REPUBLIKA.CO.ID,SEMARANG - Pengamat politik dari Universitas Diponegoro, Fitriyah, mengatakan permasalahan koalisi akan menjadi pola berulang dan rentan muncul semakin sering mendekati Pemilu 2014.
"Karena koalisi transaksional, maka permasalahan yang sama kemungkinan akan muncul lagi," kata Fitriyah di Semarang, Kamis (10/3).
Fitriyah yang juga mantan Ketua KPU Jawa Tengah itu mengatakan setelah ada keputusan Partai Golkar tetap bertahan dalam koalisi, tidak ada jaminan ke depan koalisi akan solid. Karena, partai memiliki kepentingan sendiri-sendiri.

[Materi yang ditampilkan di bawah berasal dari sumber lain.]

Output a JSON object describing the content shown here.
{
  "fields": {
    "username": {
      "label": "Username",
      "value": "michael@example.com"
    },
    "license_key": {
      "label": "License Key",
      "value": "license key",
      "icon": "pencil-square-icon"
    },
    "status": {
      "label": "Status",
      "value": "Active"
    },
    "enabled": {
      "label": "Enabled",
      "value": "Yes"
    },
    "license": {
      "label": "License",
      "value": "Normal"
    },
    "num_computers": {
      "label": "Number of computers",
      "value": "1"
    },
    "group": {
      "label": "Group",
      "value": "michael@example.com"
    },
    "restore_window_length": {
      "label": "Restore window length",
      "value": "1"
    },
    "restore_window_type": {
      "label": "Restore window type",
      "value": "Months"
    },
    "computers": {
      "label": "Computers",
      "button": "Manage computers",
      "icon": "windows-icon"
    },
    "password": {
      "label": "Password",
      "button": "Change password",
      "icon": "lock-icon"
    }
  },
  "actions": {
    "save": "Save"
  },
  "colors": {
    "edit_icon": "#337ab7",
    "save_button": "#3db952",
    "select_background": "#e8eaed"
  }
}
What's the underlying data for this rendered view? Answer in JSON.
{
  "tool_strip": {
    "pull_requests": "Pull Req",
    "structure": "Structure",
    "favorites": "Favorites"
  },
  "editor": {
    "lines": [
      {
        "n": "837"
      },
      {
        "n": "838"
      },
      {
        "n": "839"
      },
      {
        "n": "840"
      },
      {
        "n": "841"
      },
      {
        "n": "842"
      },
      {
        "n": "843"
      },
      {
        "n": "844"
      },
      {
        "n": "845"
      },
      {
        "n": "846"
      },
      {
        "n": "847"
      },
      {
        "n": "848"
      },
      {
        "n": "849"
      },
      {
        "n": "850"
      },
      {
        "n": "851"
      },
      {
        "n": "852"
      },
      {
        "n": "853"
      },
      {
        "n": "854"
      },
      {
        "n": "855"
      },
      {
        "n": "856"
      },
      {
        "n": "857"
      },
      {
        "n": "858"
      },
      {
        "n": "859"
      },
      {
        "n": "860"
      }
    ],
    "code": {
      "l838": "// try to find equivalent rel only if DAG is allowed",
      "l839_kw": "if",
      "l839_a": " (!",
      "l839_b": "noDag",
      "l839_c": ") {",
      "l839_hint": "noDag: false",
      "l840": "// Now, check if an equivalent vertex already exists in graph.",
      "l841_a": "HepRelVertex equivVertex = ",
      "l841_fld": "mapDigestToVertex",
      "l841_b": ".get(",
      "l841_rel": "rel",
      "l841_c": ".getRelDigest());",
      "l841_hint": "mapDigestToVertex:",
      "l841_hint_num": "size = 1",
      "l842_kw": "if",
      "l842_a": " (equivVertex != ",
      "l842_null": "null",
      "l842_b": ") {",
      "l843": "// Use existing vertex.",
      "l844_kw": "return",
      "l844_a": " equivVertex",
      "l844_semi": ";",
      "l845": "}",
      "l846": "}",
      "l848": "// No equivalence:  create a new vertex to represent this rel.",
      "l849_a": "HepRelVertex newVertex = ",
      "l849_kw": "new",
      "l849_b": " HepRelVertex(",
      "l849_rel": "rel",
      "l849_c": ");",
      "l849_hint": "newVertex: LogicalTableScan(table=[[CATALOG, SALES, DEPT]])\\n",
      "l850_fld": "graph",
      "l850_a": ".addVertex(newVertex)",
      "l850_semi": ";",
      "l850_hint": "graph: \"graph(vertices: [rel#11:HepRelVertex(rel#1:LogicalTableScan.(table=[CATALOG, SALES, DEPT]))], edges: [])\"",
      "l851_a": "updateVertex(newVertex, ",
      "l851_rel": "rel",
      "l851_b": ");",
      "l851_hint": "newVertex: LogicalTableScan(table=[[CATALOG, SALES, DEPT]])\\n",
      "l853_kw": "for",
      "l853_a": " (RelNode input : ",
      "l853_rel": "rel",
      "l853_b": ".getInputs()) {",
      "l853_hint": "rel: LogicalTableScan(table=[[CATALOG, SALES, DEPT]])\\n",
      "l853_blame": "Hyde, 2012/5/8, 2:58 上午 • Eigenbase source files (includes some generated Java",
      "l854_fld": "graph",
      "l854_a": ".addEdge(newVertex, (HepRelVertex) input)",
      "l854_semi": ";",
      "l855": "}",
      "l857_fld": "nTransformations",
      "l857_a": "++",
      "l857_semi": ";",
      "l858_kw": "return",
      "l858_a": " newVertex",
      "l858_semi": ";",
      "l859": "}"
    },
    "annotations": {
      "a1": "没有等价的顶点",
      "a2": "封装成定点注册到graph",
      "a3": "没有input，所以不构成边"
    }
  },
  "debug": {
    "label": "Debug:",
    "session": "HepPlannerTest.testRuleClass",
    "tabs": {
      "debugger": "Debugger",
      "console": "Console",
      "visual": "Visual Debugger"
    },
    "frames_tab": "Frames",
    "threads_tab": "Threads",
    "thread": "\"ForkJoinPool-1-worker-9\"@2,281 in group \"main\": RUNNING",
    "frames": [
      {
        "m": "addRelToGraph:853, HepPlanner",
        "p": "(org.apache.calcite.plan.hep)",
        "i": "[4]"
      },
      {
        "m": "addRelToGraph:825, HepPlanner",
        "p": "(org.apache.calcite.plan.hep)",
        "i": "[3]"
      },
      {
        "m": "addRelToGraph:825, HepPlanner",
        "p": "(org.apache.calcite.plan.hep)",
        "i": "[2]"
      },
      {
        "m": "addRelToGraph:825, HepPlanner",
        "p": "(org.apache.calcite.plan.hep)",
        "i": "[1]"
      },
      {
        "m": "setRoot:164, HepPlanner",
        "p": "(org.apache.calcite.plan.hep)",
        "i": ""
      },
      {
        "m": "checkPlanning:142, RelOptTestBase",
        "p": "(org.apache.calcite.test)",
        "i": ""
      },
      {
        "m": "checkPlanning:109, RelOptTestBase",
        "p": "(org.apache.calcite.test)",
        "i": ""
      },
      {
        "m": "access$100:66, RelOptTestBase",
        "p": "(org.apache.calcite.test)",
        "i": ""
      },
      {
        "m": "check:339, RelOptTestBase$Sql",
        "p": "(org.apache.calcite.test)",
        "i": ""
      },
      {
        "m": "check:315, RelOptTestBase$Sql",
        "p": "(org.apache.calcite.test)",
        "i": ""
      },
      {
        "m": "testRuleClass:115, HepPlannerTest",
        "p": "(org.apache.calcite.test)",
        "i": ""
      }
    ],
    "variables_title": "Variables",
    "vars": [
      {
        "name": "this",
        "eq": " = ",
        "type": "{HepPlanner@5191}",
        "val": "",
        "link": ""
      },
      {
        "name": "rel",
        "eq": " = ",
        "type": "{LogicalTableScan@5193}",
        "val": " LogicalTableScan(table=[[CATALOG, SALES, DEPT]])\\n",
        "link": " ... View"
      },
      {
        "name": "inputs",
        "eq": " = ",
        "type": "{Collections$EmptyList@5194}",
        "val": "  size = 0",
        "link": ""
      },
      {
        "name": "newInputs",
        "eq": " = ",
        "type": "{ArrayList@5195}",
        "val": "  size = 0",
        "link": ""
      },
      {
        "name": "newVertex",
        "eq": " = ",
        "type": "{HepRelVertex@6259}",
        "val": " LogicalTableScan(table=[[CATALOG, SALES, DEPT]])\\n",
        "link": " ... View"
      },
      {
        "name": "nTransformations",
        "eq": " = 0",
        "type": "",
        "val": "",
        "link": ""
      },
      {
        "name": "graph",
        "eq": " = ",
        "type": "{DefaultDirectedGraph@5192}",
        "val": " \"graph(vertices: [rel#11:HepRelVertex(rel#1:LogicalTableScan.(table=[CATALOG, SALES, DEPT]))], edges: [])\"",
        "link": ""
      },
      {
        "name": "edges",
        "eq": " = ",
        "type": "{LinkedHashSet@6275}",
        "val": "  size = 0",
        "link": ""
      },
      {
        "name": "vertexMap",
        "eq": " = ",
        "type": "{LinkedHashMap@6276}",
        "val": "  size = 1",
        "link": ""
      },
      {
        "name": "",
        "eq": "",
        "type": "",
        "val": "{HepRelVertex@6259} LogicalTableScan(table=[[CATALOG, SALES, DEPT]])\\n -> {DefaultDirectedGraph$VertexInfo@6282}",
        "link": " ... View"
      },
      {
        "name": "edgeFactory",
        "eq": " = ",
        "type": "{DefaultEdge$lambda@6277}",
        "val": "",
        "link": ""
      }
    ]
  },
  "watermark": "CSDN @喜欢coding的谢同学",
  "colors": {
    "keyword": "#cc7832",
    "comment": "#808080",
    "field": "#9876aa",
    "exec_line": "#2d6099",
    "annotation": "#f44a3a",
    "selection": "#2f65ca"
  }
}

Masih bertahannya Partai Golkar dalam koalisi, menurut Fitriyah, sesuai dengan perkiraan awal banyak pihak bahwa Presiden Susilo Bambang Yudhoyono masih membutuhkan Partai Golkar. "Suara 60 persen lebih Partai Demokrat di legislatif tidak cukup memback-up sehingga membutuhkan dukungan dari Partai Golkar,'' katanya. ''Sementara, Partai Golkar sadar sebagai kekuatan kedua setelah Partai Demokrat."
Terkait PDIP, Fitriyah menyatakan Megawati Soekarnoputri sebagai penentu keputusan partai menjadikan PDIP tidak bergabung dalam koalisi. Sementara jika Partai Golkar disingkirkan, lanjut Fitriyah, hal tersebut terlalu riskan.
Alasan lain Partai Golkar tetap dalam koalisi karena pimpinan Partai Golkar memiliki hubungan dan kedekatan khusus dengan Presiden. Partai Golkar pun memiliki pengalaman yang tidak bisa dianggap enteng.
Menurut Fitriyah, koalisi saat ini lebih pada kuantitas. Tidak ada kesamaan ideologi dan tidak jelas platform serta tidak ada ciri khas partai politik.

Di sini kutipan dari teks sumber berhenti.